Serving Creative Wine Dinners

Serving Creative Wine Dinners

Profiles: Edwin Amaya and Moreno Espinoza of Wildfire.


Edwin Amaya and Moreno Espinoza at Wildfire

Sometimes in life, two heads are better than one. And in the case of the super-busy kitchen at Tyson’s Galleria Wildfire Restaurant corporate chef Moreno Espinoza and executive chef Edwin Amaya do work well together, and when Espinoza comes to town from the Chicago headquarters, the two collaborate on some interesting fare. Example: Bourbon-Marinated Lamb Chops with asiago and Yukon gold potato gratin, caramelized Brussels sprouts, and a honey-bourbon glaze. Indeed, as Amaya said, without the professional guidance of his boss, he would not be where he is today, overseeing the Tysons’ kitchen.

A native of Honduras, Amaya grew up in a family and a culture in which only girls spent time in the kitchen, he said. The men were expected to work in the fields or undertake some other form of manual labor. “My dad never wanted me in the kitchen,” he said. But like his mother, Amaya found cooking to be a real passion. “She was my role model,” he added, though he finds cooking as well as she did a real challenge. “She is surprised that I am working in a kitchen and that I am successful.”

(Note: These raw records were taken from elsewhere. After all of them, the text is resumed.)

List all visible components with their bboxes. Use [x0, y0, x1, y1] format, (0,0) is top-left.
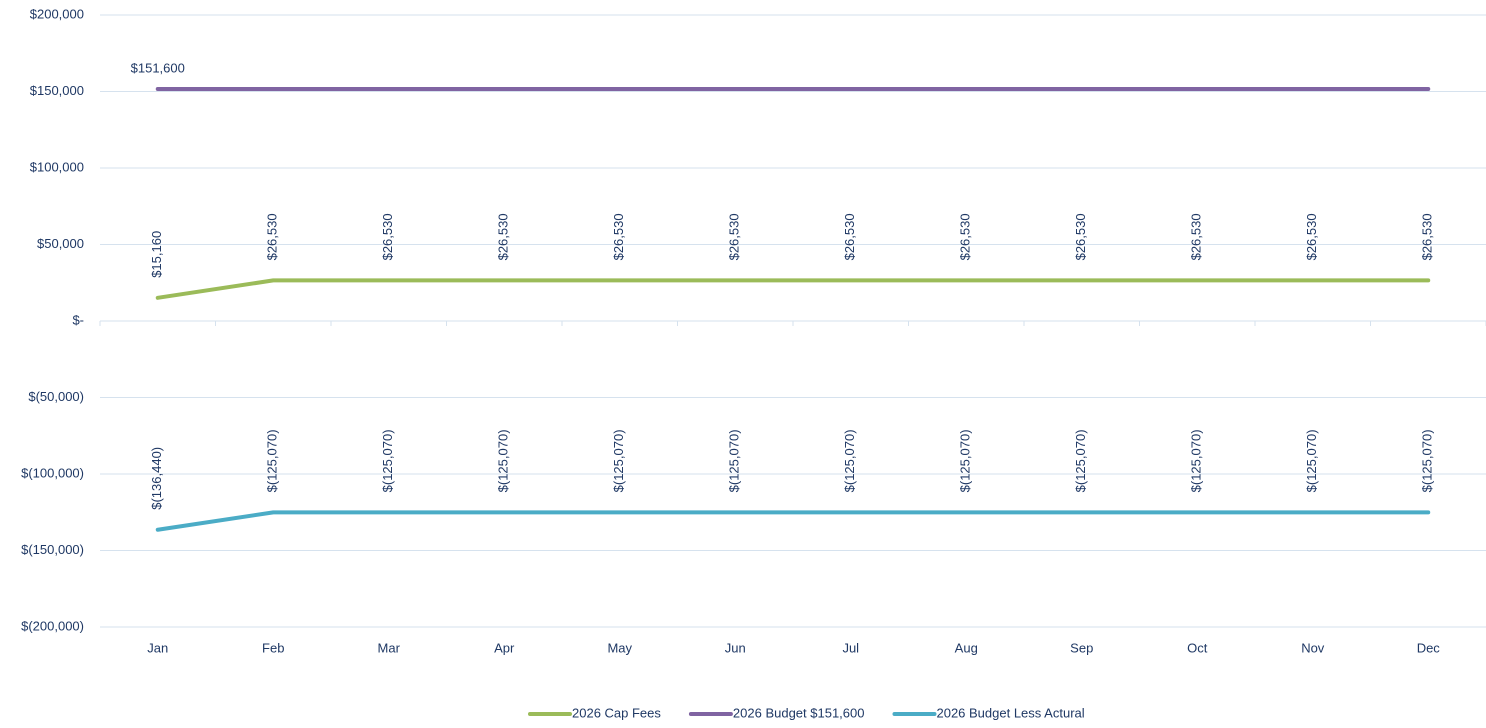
data-label: $(125,070) — [265, 429, 280, 492]
data-label: $26,530 — [265, 213, 280, 260]
data-label: $(125,070) — [1189, 429, 1204, 492]
data-label: $26,530 — [1073, 213, 1088, 260]
data-label: $(125,070) — [1073, 429, 1088, 492]
x-tick-label: Aug — [955, 640, 978, 655]
data-label: $26,530 — [727, 213, 742, 260]
y-tick-label: $50,000 — [37, 236, 84, 251]
data-label: $151,600 — [131, 60, 185, 75]
data-label: $(125,070) — [1420, 429, 1435, 492]
y-tick-label: $(150,000) — [21, 542, 84, 557]
data-label: $(125,070) — [958, 429, 973, 492]
data-label: $(125,070) — [611, 429, 626, 492]
data-label: $26,530 — [1420, 213, 1435, 260]
y-tick-label: $150,000 — [30, 83, 84, 98]
data-label: $26,530 — [380, 213, 395, 260]
data-label: $(136,440) — [149, 447, 164, 510]
data-label: $(125,070) — [380, 429, 395, 492]
y-tick-label: $(200,000) — [21, 618, 84, 633]
x-tick-label: May — [607, 640, 632, 655]
data-label: $26,530 — [611, 213, 626, 260]
legend-label: 2026 Cap Fees — [572, 705, 661, 720]
x-tick-label: Sep — [1070, 640, 1093, 655]
data-label: $(125,070) — [842, 429, 857, 492]
x-tick-label: Feb — [262, 640, 284, 655]
y-tick-label: $100,000 — [30, 159, 84, 174]
x-tick-label: Dec — [1417, 640, 1441, 655]
legend-label: 2026 Budget $151,600 — [733, 705, 865, 720]
y-tick-label: $200,000 — [30, 6, 84, 21]
legend: 2026 Cap Fees 2026 Budget $151,600 2026 Bu… — [528, 705, 1085, 720]
x-tick-label: Mar — [378, 640, 401, 655]
data-label: $26,530 — [842, 213, 857, 260]
y-tick-label: $- — [72, 312, 84, 327]
x-tick-label: Jun — [725, 640, 746, 655]
data-label: $26,530 — [496, 213, 511, 260]
x-tick-label: Nov — [1301, 640, 1325, 655]
legend-label: 2026 Budget Less Actural — [936, 705, 1084, 720]
data-label: $26,530 — [1304, 213, 1319, 260]
data-label: $(125,070) — [727, 429, 742, 492]
data-label: $15,160 — [149, 231, 164, 278]
x-tick-label: Jan — [147, 640, 168, 655]
x-tick-label: Oct — [1187, 640, 1208, 655]
data-label: $26,530 — [1189, 213, 1204, 260]
series-line — [155, 510, 1431, 532]
series-line — [155, 278, 1431, 300]
y-tick-label: $(50,000) — [28, 389, 84, 404]
y-tick-label: $(100,000) — [21, 465, 84, 480]
x-tick-label: Jul — [842, 640, 859, 655]
data-label: $26,530 — [958, 213, 973, 260]
x-tick-label: Apr — [494, 640, 515, 655]
data-label: $(125,070) — [496, 429, 511, 492]
data-label: $(125,070) — [1304, 429, 1319, 492]
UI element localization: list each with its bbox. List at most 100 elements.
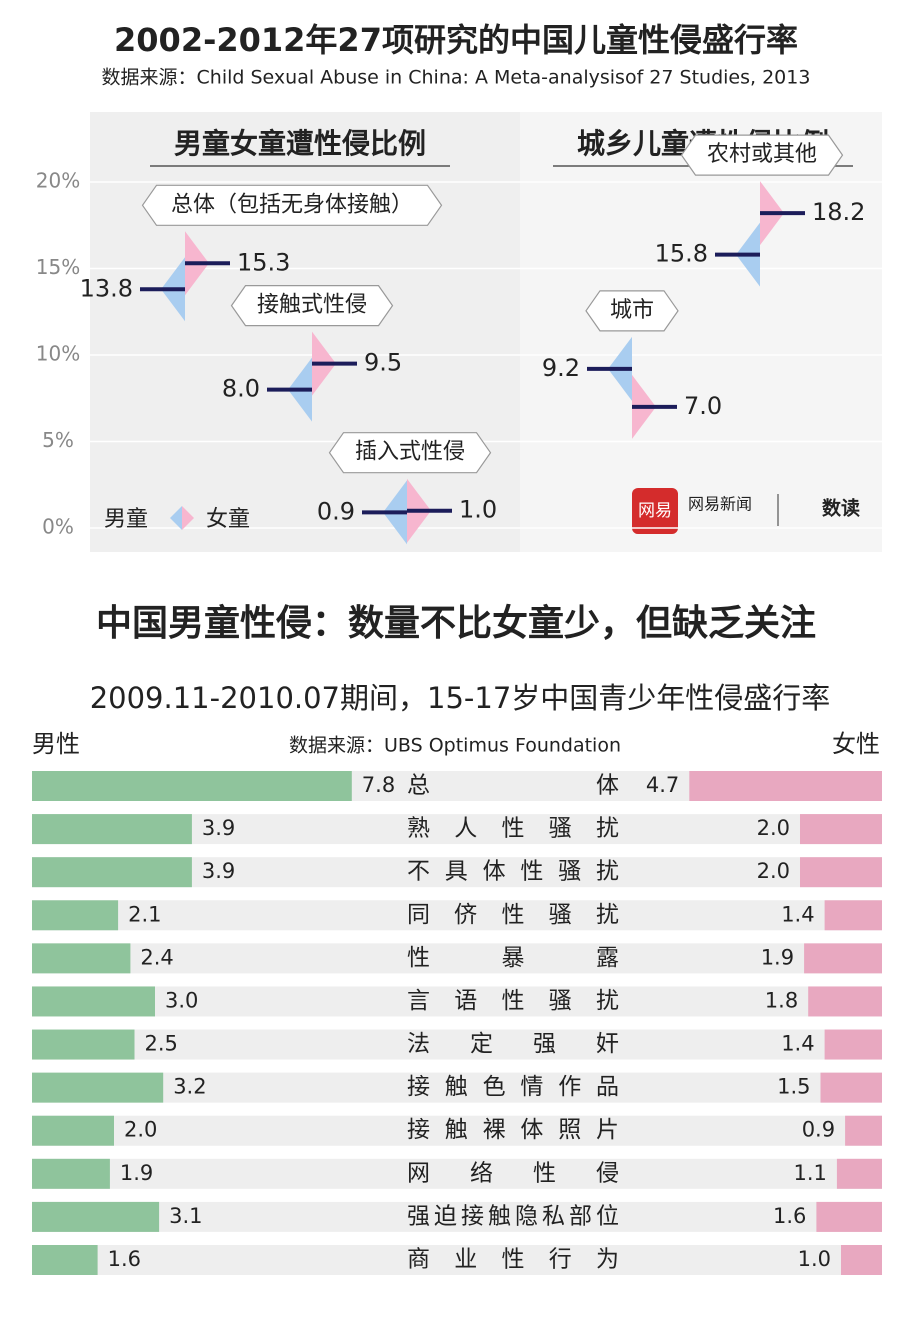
bar-female [800,857,882,888]
legend-swatch [182,506,194,530]
bar-female [824,900,882,931]
value-label: 1.4 [781,1032,814,1056]
label-box [585,290,679,332]
source: 数据来源：UBS Optimus Foundation [289,735,621,757]
side-label: 男性 [32,730,80,758]
value-label: 1.9 [761,945,794,969]
bar-male [32,943,131,974]
value-label: 7.0 [684,392,722,420]
source: 数据来源：Child Sexual Abuse in China: A Meta… [102,67,811,89]
category-label: 接触式性侵 [257,293,367,318]
label-box [141,184,443,226]
logo-name: 网易新闻 [688,495,752,514]
label-box [230,285,394,327]
section-subtitle: 2009.11-2010.07期间，15-17岁中国青少年性侵盛行率 [90,681,831,715]
value-label: 1.6 [773,1204,806,1228]
row-band [32,1201,882,1232]
value-label: 1.0 [459,496,497,524]
category-label: 城市 [610,298,654,323]
section-title: 中国男童性侵：数量不比女童少，但缺乏关注 [96,602,816,644]
row-band [32,986,882,1017]
value-label: 3.1 [169,1204,202,1228]
bar-male [32,1201,160,1232]
value-label: 2.4 [140,945,173,969]
value-label: 1.9 [120,1161,153,1185]
bar-male [32,1115,114,1146]
logo-icon: 网易 [638,501,672,521]
value-label: 1.5 [777,1075,810,1099]
bar-female [804,943,882,974]
category-label: 农村或其他 [707,142,817,167]
value-label: 1.0 [798,1247,831,1271]
row-band [32,1115,882,1146]
value-label: 1.8 [765,988,798,1012]
legend-swatch [170,506,182,530]
bar-female [836,1158,882,1189]
y-tick-label: 0% [42,515,74,539]
logo-icon-bg [632,488,678,534]
value-label: 9.2 [542,354,580,382]
value-label: 9.5 [364,349,402,377]
value-label: 2.0 [757,859,790,883]
value-label: 3.9 [202,816,235,840]
bar-female [689,771,882,801]
bar-female [845,1115,882,1146]
row-band [32,1072,882,1103]
title: 2002-2012年27项研究的中国儿童性侵盛行率 [114,21,798,59]
value-label: 2.5 [145,1032,178,1056]
bar-female [800,814,882,845]
value-label: 4.7 [646,773,679,797]
y-tick-label: 15% [36,255,80,279]
value-label: 2.0 [124,1118,157,1142]
category-label: 插入式性侵 [355,440,465,465]
bar-male [32,986,155,1017]
row-band [32,1158,882,1189]
value-label: 18.2 [812,198,865,226]
row-band [32,1029,882,1060]
side-label: 女性 [832,730,880,758]
row-band [32,1244,882,1275]
bar-female [841,1244,882,1275]
bar-male [32,1158,110,1189]
category-label: 总体（包括无身体接触） [171,192,413,217]
value-label: 8.0 [222,375,260,403]
panel-left [90,112,520,552]
logo-section: 数读 [822,497,860,520]
y-tick-label: 5% [42,428,74,452]
y-tick-label: 10% [36,342,80,366]
bar-male [32,814,192,845]
y-tick-label: 20% [36,169,80,193]
panel-right [520,112,882,552]
value-label: 1.4 [781,902,814,926]
bar-male [32,1072,164,1103]
label-box [328,432,492,474]
value-label: 2.0 [757,816,790,840]
value-label: 3.2 [173,1075,206,1099]
bar-male [32,857,192,888]
bar-male [32,1244,98,1275]
value-label: 15.8 [655,240,708,268]
bar-male [32,1029,135,1060]
value-label: 13.8 [80,274,133,302]
value-label: 2.1 [128,902,161,926]
value-label: 0.9 [802,1118,835,1142]
value-label: 0.9 [317,497,355,525]
row-band [32,943,882,974]
legend-label: 女童 [206,507,250,532]
panel-title: 男童女童遭性侵比例 [174,127,426,160]
value-label: 3.0 [165,988,198,1012]
bar-female [816,1201,882,1232]
bar-female [808,986,882,1017]
bar-male [32,900,119,931]
value-label: 7.8 [362,773,395,797]
bar-female [820,1072,882,1103]
value-label: 1.1 [793,1161,826,1185]
bar-male [32,771,352,801]
bar-female [824,1029,882,1060]
label-box [680,134,844,176]
value-label: 15.3 [237,248,290,276]
legend-label: 男童 [104,507,148,532]
value-label: 3.9 [202,859,235,883]
row-band [32,900,882,931]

Espinoza, a native of Michoacan, Mexico has risen to the top of his field even though he has never had formal training. He attributes his success to the many long hours over many years working every station in a professional kitchen. He, too, attributes his cooking passion and skills to his mother. “She was my best teacher,” he said. “I have always challenged myself to be as good as she. She never had anything written down, but I bought all the ingredients stated in her recipes and eventually figured them out.”

When Amaya moved to the United States at the age of 18, he lived with his brothers in California, who were both working in local restaurants, and he ended up working with them. When they moved to Virginia for more opportunities in 2000, he worked at Maggiano’s, Legal Seafood, Daily Grill, Capital Grill, and Bonaroti “There are so many good opportunities here,” he said, adding that Wildfire restaurant hired him to be a prep cook to learn the menu. From a prep cook, he was promoted to kitchen manager. “When I was interviewed and hired,” said Amaya, “it opened up my world.”

Fortunately for Amaya, Espinoza recognized in the first instance that this young man had great potential. “We like to develop that and give a chef a chance to improve,” he said. “It also depends on how fast the chef can learn. It has to come from within, and I recognized early that potential within him. I wanted to work with him so he could understand the systems.” He added that when he looks at Amaya, he sees himself who is always hungry for new challenges.

As a long-time employee with the Wildfire brand, Espinoza does know a thing or two about kitchen work. When he started with the group, he had to learn all the stations in the kitchen— food prep, pantry, oven, grill/broiler, and rotisserie—and when he had achieved that, he was offered kitchen manager in 1989. “One year later, I became the executive chef,” he said.

Most recently, the two chefs have worked on developing gluten-free dishes that are packed with flavor and texture. They are also challenged with creating outstanding wine dinners. “Wine dinners give us a chance to play around and be creative,” said Amaya.

Wildfire is located at Tysons Galleria, third floor, 703-442-9110.

Chicken Moreno

Chef Moreno Espinoza’s very popular chicken dish! The marinade recipe makes 3 cups.

Serves 4

Four 6-ounce marinated chicken breast halves

2 tablespoons olive oil

4 tablespoons thinly sliced garlic

Two 8-ounce strips oven dried tomato

½ pound marinated artichoke quarters

2 tablespoons Moreno’s herb marinade

10 whole basil leaves for garnish

1 cup arugula leaves

2 teaspoons lemon vinaigrette

1 sprinkle Parmesan shavings

Chicken Moreno Herb Marinade

1 pound Spanish onions, diced

½ cup extra virgin olive oil

½ cup chopped parsley

½ cup fresh basil, chopped

¼ cup lemon juice

1 1/3 tablespoons Dijon mustard

1 1/3 tablespoons mixture salt and pepper

2 teaspoons dry mustard

1 garlic clove, minced

Place all ingredients in a large container and blend until smooth. Refrigerate.

To cook the chicken breasts, spray a hot grill, and grill both sides until cross marks appear, about 2 minutes per side.

Heat a 10-inch skillet over medium heat. Add the oil, and sauté the garlic. Add the oven-dried tomato strips and the artichoke quarters, and sauté for about 45 seconds. Add the marinade, and toss the ingredients. Add the basil leaves, and sauté for about 10 seconds. Remove from the heat.

To serve, arrange the chicken breasts on each plate, top with equal portions of the artichoke mixture. Deglaze hot sauté pan with chicken juice and drizzle over chicken. Garnish with arugula leaves, lemon vinaigrette, and Parmesan cheese.